Marico's Margins Under Pressure Despite 31% Revenue Surge in Q2FY26
Marico Faces Margin Pressure Despite Strong Revenue Growth

Indian consumer goods major Marico Limited has demonstrated remarkable revenue performance while grappling with significant margin pressures in the second quarter of fiscal year 2026. The company's stock reached a new 52-week high of ₹764.65 on the NSE following impressive top-line growth, though profitability metrics tell a more complex story.

Strong Revenue Performance and Stock Surge

Marico witnessed a substantial 31% year-on-year increase in consolidated revenue, reaching ₹3,482 crore during the September quarter. This impressive growth was driven by broad-based expansion across multiple product categories, with domestic revenue growing at an even more robust 35% pace.

According to JM Financial Institutional Securities, Marico's domestic revenue growth represented "best in class" performance among staples sector peers. The company achieved 7% domestic volume growth, primarily fueled by emerging franchises in food and premium personal care segments, along with value-added hair oils.

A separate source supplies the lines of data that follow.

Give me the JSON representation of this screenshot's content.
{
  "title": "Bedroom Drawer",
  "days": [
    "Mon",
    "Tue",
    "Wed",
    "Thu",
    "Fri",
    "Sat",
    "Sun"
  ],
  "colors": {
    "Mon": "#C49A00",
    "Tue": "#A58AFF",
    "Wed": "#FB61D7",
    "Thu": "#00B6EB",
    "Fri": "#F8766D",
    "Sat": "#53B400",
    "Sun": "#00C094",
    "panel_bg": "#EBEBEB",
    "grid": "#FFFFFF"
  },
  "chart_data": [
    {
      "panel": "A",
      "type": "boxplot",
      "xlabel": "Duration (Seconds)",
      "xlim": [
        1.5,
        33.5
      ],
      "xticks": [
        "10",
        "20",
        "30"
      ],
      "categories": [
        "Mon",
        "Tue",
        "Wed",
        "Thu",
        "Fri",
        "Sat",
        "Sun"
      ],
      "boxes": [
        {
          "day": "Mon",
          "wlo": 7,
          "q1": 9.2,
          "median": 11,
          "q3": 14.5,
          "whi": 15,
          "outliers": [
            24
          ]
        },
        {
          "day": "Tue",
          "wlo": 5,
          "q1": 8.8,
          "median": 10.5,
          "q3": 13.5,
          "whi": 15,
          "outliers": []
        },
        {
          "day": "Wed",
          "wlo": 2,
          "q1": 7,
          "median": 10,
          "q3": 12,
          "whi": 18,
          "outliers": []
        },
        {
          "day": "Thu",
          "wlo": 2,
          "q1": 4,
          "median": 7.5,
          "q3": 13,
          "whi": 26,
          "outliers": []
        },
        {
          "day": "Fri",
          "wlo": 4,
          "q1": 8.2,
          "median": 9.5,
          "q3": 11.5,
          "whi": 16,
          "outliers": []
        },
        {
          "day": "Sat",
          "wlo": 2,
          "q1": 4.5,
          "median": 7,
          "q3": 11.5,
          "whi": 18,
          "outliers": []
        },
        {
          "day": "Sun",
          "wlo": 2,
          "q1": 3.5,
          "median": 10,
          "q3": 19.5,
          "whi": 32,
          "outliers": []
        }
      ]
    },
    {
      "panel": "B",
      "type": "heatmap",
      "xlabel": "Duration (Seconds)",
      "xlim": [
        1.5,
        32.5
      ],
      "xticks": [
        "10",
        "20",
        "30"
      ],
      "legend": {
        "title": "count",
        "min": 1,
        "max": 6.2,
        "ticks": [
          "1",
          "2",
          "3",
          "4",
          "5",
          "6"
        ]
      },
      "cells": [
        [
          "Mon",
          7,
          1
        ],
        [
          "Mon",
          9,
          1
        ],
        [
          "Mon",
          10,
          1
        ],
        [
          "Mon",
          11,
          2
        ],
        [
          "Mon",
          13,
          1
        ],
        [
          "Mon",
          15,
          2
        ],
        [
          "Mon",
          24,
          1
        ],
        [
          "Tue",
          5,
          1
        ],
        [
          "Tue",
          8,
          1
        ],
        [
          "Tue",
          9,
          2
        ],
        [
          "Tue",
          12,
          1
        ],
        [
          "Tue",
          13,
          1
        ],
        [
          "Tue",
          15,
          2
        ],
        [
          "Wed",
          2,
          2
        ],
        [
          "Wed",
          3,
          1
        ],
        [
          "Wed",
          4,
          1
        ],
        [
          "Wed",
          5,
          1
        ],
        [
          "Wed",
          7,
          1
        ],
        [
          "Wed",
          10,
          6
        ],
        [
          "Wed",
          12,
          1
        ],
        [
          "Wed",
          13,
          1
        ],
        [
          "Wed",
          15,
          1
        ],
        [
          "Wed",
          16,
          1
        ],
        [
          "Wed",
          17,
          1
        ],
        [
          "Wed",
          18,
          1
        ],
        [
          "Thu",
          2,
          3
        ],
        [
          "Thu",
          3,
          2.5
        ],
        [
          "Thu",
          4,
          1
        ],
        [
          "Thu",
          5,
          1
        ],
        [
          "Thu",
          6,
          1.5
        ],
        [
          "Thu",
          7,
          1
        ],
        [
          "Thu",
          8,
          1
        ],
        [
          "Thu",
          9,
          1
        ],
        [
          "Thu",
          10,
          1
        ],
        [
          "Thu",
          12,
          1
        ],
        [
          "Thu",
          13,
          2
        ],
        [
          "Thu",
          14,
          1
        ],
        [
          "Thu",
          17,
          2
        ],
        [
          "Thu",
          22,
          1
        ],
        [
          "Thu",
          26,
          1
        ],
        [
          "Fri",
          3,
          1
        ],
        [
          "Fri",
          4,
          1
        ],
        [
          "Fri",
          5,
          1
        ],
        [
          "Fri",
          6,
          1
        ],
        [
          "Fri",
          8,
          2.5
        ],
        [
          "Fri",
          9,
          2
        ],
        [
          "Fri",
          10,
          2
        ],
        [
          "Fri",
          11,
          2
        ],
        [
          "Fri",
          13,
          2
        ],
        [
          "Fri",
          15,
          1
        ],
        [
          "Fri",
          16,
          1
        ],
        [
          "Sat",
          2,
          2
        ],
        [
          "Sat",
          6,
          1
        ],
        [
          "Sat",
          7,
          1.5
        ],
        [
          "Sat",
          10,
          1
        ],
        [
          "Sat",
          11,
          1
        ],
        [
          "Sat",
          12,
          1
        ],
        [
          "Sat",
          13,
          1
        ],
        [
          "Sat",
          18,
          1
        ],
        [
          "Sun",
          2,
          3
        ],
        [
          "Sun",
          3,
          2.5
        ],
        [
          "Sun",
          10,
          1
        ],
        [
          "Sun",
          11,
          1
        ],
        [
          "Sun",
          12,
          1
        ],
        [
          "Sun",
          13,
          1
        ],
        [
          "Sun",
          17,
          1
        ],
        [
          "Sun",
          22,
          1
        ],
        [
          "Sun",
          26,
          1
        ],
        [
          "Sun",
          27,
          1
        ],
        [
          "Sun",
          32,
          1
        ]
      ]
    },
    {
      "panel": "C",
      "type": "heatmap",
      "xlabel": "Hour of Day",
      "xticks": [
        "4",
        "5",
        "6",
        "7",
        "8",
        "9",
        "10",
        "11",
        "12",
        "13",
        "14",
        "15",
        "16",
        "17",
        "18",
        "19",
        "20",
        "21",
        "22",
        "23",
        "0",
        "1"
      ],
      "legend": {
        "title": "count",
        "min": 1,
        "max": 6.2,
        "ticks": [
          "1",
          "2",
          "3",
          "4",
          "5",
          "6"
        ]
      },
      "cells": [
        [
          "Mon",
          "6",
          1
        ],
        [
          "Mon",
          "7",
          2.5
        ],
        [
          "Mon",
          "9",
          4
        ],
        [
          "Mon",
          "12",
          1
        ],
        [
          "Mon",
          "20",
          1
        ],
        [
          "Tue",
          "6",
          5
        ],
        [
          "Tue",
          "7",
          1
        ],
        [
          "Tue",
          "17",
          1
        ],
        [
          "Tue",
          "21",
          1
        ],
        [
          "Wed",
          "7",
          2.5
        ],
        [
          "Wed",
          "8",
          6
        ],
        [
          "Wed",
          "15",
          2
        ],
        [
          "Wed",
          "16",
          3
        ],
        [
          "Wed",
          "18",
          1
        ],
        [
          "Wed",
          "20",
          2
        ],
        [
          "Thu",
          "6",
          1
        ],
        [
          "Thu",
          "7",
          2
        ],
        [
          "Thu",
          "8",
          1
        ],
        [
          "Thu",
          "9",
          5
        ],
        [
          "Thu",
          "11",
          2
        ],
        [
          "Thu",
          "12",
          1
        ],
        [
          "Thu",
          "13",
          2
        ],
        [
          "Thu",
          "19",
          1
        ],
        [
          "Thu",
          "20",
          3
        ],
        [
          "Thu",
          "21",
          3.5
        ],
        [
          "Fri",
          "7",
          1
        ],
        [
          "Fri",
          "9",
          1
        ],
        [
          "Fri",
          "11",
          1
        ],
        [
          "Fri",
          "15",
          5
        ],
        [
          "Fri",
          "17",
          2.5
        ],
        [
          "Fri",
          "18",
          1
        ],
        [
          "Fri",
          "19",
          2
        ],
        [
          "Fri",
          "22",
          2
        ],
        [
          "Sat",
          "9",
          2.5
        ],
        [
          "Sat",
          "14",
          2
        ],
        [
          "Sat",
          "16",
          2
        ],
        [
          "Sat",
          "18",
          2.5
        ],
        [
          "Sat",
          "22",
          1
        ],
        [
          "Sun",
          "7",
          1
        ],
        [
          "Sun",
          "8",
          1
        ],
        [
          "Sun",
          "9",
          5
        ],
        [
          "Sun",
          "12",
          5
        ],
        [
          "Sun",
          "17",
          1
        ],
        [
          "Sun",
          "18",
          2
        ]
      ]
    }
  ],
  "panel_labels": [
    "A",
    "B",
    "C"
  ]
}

Margin Compression Amid Input Cost Pressures

Despite the strong revenue showing, Marico faced significant headwinds from elevated input costs that severely impacted profitability. The company's gross margin contracted by 810 basis points due to soaring prices of key raw materials.

Copra prices, essential for coconut oil production, surged by 113% compared to the previous year, while vegetable oils remained firm. This cost inflation resulted in Marico's EBITDA margin declining by 352 basis points to 16.1% during the quarter, even after implementing price increases.

The company's flagship product, Parachute Coconut Oil, experienced a 3% volume decline, while Saffola edible oils maintained flat volumes. This reflects the impact of strategic pricing adjustments and package volume modifications implemented to counter rising costs.

Future Outlook and Recovery Path

Marico remains optimistic about its future prospects, maintaining its 25% revenue growth target for FY26. The management anticipates double-digit EBITDA growth in the second half of the fiscal year and projects margin expansion of approximately 200 basis points by FY27 from current levels.

Recent developments provide some relief, with copra prices having declined by about 15% from their July peak. Further moderation is expected from March 2026 as new crops arrive in the market, which should support margin recovery efforts.

PL Capital noted in a recent report that "margins are likely to remain under pressure until Q4," though improving performance in foods and B2C segments will offer some compensation. The brokerage emphasized that margin improvement after H2FY26 will be driven by premiumization strategies, strong sales momentum in B2C and food categories, and revival of growth in value-added hair oils.

Strategic Business Diversification

Marico's ongoing transformation toward reduced commodity dependence shows promising results. The company's food segment grew by 12% and crossed ₹1,100 crore in annualized revenue. Combined, foods and premium personal care segments accounted for 22% of India revenue in H1FY26, with expectations to reach 25% by FY27.

The company's acquired brand, Beardo, is approaching double-digit EBITDA margins, indicating successful integration and growth potential in the premium personal care space.

Despite current challenges, Marico's stock has delivered 23% returns over the past year and currently trades at approximately 45 times FY27 earnings according to Bloomberg data. With valuations already reflecting optimistic expectations, the company's margin trajectory remains the critical variable for future stock performance.